Today my mind’s butterfly briefly lighted on years prior. Strange, since I really don’t have any reason to acknowledge the past. I’m a millennial, apparently, and us millennials are always looking toward the next millennium. We are the voices of the year 3000! If I do look into the past, or even the present, really–if I ever engage my immediate reality for even one damn second–I do so with precise questions herding me forward like the mutant weasel and/or turtle that I am. Questions like: What can I destroy with words? Also, if possible, can I maim and sully the work of someone long dead? Can I misinterpret sociolinguistic context to defame and dog someone who probably worked hard to earn their living? Can I unduly amend someone’s creative property without reasonable justification? Can I make unusual and amusing if somewhat nonsensical lists? If yes to any of these then I will consider the past, albeit briefly and while drinking Svedka, the official vodka of 2033.
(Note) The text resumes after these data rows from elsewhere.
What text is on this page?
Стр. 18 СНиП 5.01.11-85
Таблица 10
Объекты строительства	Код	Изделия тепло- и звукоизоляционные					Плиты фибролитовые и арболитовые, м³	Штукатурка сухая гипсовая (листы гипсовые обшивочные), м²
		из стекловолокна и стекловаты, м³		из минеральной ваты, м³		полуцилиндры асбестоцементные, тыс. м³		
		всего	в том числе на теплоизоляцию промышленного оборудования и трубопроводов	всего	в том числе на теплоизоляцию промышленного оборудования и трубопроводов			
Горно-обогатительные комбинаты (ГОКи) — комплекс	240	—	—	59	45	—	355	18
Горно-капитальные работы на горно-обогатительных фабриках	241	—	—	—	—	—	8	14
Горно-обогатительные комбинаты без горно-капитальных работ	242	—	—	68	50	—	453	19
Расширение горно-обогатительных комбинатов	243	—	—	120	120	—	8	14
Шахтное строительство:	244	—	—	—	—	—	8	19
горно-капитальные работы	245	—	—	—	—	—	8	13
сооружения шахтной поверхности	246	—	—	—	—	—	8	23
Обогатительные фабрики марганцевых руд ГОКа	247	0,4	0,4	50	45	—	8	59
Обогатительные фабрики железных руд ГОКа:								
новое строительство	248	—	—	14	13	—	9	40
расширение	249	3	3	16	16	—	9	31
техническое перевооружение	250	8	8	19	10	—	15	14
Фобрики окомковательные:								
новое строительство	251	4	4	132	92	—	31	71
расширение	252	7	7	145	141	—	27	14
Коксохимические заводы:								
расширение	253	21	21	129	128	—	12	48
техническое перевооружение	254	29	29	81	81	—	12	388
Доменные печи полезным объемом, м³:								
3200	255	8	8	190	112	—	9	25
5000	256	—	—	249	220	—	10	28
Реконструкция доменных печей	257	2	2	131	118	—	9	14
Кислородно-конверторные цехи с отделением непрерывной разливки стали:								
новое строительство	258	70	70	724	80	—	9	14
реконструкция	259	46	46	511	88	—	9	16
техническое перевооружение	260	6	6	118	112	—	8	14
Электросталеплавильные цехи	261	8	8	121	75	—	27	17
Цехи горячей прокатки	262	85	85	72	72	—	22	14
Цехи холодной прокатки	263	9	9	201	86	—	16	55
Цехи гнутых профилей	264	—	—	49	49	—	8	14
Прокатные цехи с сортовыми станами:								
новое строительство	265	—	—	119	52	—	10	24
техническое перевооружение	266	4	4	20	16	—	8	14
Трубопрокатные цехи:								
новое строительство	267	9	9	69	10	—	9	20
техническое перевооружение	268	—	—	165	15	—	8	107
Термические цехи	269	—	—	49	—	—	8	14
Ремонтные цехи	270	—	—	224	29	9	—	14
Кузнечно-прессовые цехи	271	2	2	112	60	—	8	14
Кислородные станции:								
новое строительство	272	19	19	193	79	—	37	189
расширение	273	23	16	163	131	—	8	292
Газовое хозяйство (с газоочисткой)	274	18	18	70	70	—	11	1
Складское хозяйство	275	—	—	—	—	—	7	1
This lengthy lead-in was certainly not meant to be a tip-off that the following excerpt from the June 9, 1879 edition of the Providence Evening Press is in any way altered or marred. I guarantee you this is screenshotted straight from the internet without permission. As with many of the tweets and repostings of relevant writing on NotGraphs, this appears in its ~*~Original Form~*~. I post it only because I wish to give you, readers who are not millennials, insight into the ongoings at 19th century base ball games. I, personally, tipped back in my chair and ululated with shock as I read this. The following excerpt is a description of the crowds as they made their way to the ballpark to witness the Providence Grays host the Chicago White Stockings:
Wow! What a scene! Definitely some weirdos back in 1879! Definitely some 21st century weirdos, there! Somehow!
OK yeah this was silly. What I do genuinely recommend is combing through old newspapers using Google’s news archives. Pick a player you want to know more about and then search for his name during his playing years. At the very least, read the play by play recap of the Chicago v. Providence game linked earlier and see if you can picture the action, be-stached ballplayers and all. It’s fascinating to get a glimpse at baseball culture 134 years ago. In most ways it’s really not that different, at least for me, because I always attend ballgames in full formal attire. O history, how I love thee.
I MEAN… JUST KIDDING! I am 1000% a zealot of the future! I’ve applied to live on Mars six times! My house is so futuristic it’s already a dystopian wasteland! I’ve legally changed my name to Destiny Prospectus Future-Prescient! Have you ever tried to get through a film from prior to 2009? Unwatchable! Just absolute trash. Yeah! The past sucks! Why would anyone time travel to the past where there isn’t texting? Why wouldn’t you just time travel to the future where it’s better? And then once you’re there, time travel to a more distant future? And then get back in the time machine, smash the console, and become a permanent wisp of temporal flotsam? That’s what I would do! It’s the millennial way!